6. Power Iteration Loop
This is the core of the PageRank algorithm, where PageRank scores are iteratively refined until they stabilize.
- Loop Condition: The loop continues as long as the measured change ( \( \Delta \) ) in the PageRank vector is greater than the convergence threshold \( \epsilon \).
- Scoring Vector: \( \mathbf{r}^{(k)} \) represents the PageRank scores of all pages after the \( k \)-th iteration of the algorithm. More precisely, \( \mathbf{r}^{(k)} \) can be interpreted as the probability distribution of the random surfer being on any given page after \( k \) steps of their journey across the web (or our network of countries). The vector \( \mathbf{r}^{(k)} \) is an \( N \times 1 \) column vector: \[ \mathbf{r}^{(k)} = \begin{pmatrix} r_0^{(k)} \\ r_1^{(k)} \\ \vdots \\ r_{N-1}^{(k)} \end{pmatrix} \] where \( r_i^{(k)} \) is the PageRank score (or the probability of the random surfer being on page \( i \) ) after the \( k \)-th iteration. Crucially, because it's a probability distribution, the sum of all elements in \( \mathbf{r}^{(k)} \) must be 1: \( \sum_{i=0}^{N-1} r_i^{(k)} = 1 \).
-
PageRank Update Equation:
For iteration \( k+1 \), the new PageRank vector \( \mathbf{r}^{(k+1)} \) is calculated from the previous vector \( \mathbf{r}^{(k)} \) using the formula:
\[\mathbf{r}^{(k+1)} = \alpha \mathbf{P} \mathbf{r}^{(k)} + (1 - \alpha) \mathbf{v}\]
Let's interpret the terms:
- \( \mathbf{P} \) is our column-stochastic transition matrix, where \( P_{ji} \) is the probability of a random surfer moving from page \( i \) to page \( j \).\( \mathbf{P} \mathbf{r}^{(k)} \) : When you multiply the matrix \( \mathbf{P} \) by the vector \( \mathbf{r}^{(k)} \), you are essentially calculating where the surfer is likely to be after one more step, assuming they always follow a link according to the probabilities defined by \( \mathbf{P} \). The \( j \)-th component of this product, \( (\mathbf{P} \mathbf{r}^{(k)})_j = \sum_{i=0}^{N-1} P_{ji} r_i^{(k)} \), represents the total probability flow into page \( j \) from all other pages \( i \), weighted by their current probabilities of being visited. In simpler terms, it's the sum of the votes page \( j \) receives, where each vote's strength is proportional to the PageRank of the voting page ( \( r_i^{(k)} \) ) and the probability of that page linking to \( j \) ( \( P_{ji} \) ).
- \( \alpha (\mathbf{P} \mathbf{r}^{(k)}) \): This scales the PageRank obtained by following links by the damping factor \( \alpha \).
- \( (1 - \alpha) \mathbf{v} \): This term represents the PageRank added by the "teleportation" mechanism.

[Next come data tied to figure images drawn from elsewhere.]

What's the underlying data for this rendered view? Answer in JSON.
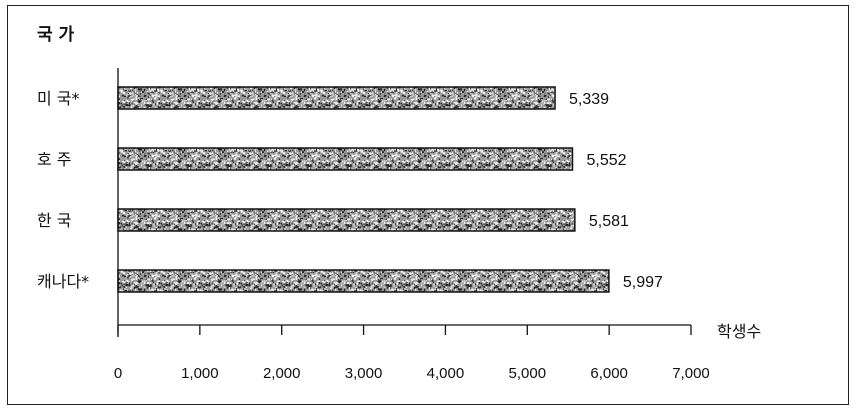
{
  "chart_data": {
    "type": "bar",
    "orientation": "horizontal",
    "y_axis_title": "국 가",
    "x_axis_title": "학생수",
    "categories": [
      "미 국*",
      "호 주",
      "한 국",
      "캐나다*"
    ],
    "values": [
      5339,
      5552,
      5581,
      5997
    ],
    "value_labels": [
      "5,339",
      "5,552",
      "5,581",
      "5,997"
    ],
    "xlim": [
      0,
      7000
    ],
    "x_ticks": [
      0,
      1000,
      2000,
      3000,
      4000,
      5000,
      6000,
      7000
    ],
    "x_tick_labels": [
      "0",
      "1,000",
      "2,000",
      "3,000",
      "4,000",
      "5,000",
      "6,000",
      "7,000"
    ],
    "grid": false,
    "bar_fill": "speckled grey pattern"
  }
}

A small portion of the total PageRank ( \( 1-\alpha \) ) is uniformly distributed among all pages via the vector \( \mathbf{v} \). This is crucial for overcoming issues like "rank sinks" (groups of pages that only link internally) and ensuring that all pages (even those with no incoming links) can eventually gain some PageRank. It ensures that the underlying Markov chain is irreducible and aperiodic, guaranteeing a unique stationary distribution (the PageRank vector).
- Convergence Check (L1 Norm): The L1 norm (Manhattan distance) is used to quantify the overall change between the new and old PageRank vectors: \[\Delta = \| \mathbf{r}^{(k+1)} - \mathbf{r}^{(k)} \|_1 = \sum_{i=0}^{N-1} |r_{i}^{(k+1)} - r_{i}^{(k)}|\] This \( \Delta \) value indicates the stability of the PageRank distribution.

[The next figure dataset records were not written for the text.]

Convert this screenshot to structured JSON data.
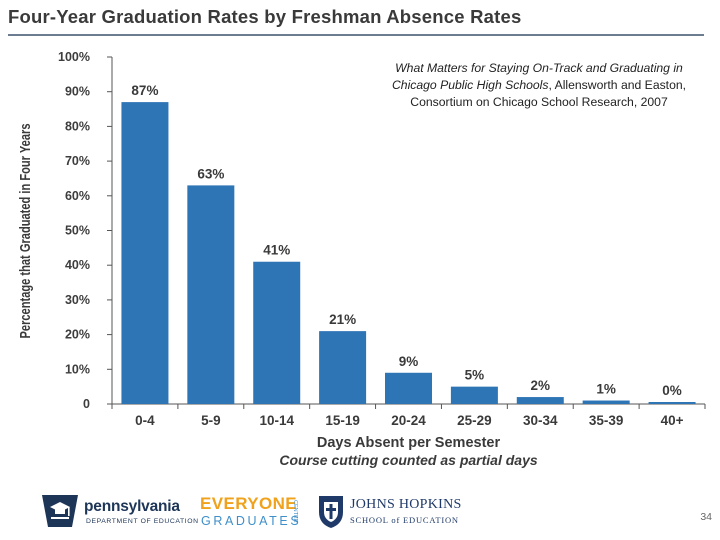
{
  "slide": {
    "title": "Four-Year Graduation Rates by Freshman Absence Rates",
    "citation_title": "What Matters for Staying On-Track and Graduating in Chicago Public High Schools",
    "citation_rest": ", Allensworth and Easton, Consortium on Chicago School Research, 2007",
    "page_number": "34"
  },
  "chart_data": {
    "type": "bar",
    "title": "",
    "xlabel": "Days Absent per Semester",
    "xlabel_sub": "Course cutting counted as partial days",
    "ylabel": "Percentage that Graduated in Four Years",
    "ylim": [
      0,
      100
    ],
    "yticks": [
      0,
      10,
      20,
      30,
      40,
      50,
      60,
      70,
      80,
      90,
      100
    ],
    "ytick_labels": [
      "0",
      "10%",
      "20%",
      "30%",
      "40%",
      "50%",
      "60%",
      "70%",
      "80%",
      "90%",
      "100%"
    ],
    "categories": [
      "0-4",
      "5-9",
      "10-14",
      "15-19",
      "20-24",
      "25-29",
      "30-34",
      "35-39",
      "40+"
    ],
    "values": [
      87,
      63,
      41,
      21,
      9,
      5,
      2,
      1,
      0
    ],
    "value_labels": [
      "87%",
      "63%",
      "41%",
      "21%",
      "9%",
      "5%",
      "2%",
      "1%",
      "0%"
    ],
    "bar_color": "#2e75b6",
    "grid": false
  },
  "logos": {
    "pennsylvania": {
      "name": "pennsylvania",
      "dept": "DEPARTMENT OF EDUCATION"
    },
    "everyone_graduates": {
      "line1": "EVERYONE",
      "line2": "GRADUATES",
      "line3": "CENTER"
    },
    "johns_hopkins": {
      "line1": "JOHNS HOPKINS",
      "line2": "SCHOOL of EDUCATION"
    }
  }
}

- Update and Increment: The newly computed PageRank vector \( \mathbf{r}^{(k+1)} \) becomes the current vector \( \mathbf{r}^{(k)} \) for the next iteration. The iteration counter is incremented.
7. Final Results
Once the power iteration loop converges (\( \Delta \le \epsilon \)), the final \( \mathbf{r} \) vector contains the stable PageRank scores for each country. These scores represent the calculated importance or authority of each country within the network, based on the link structure and weights.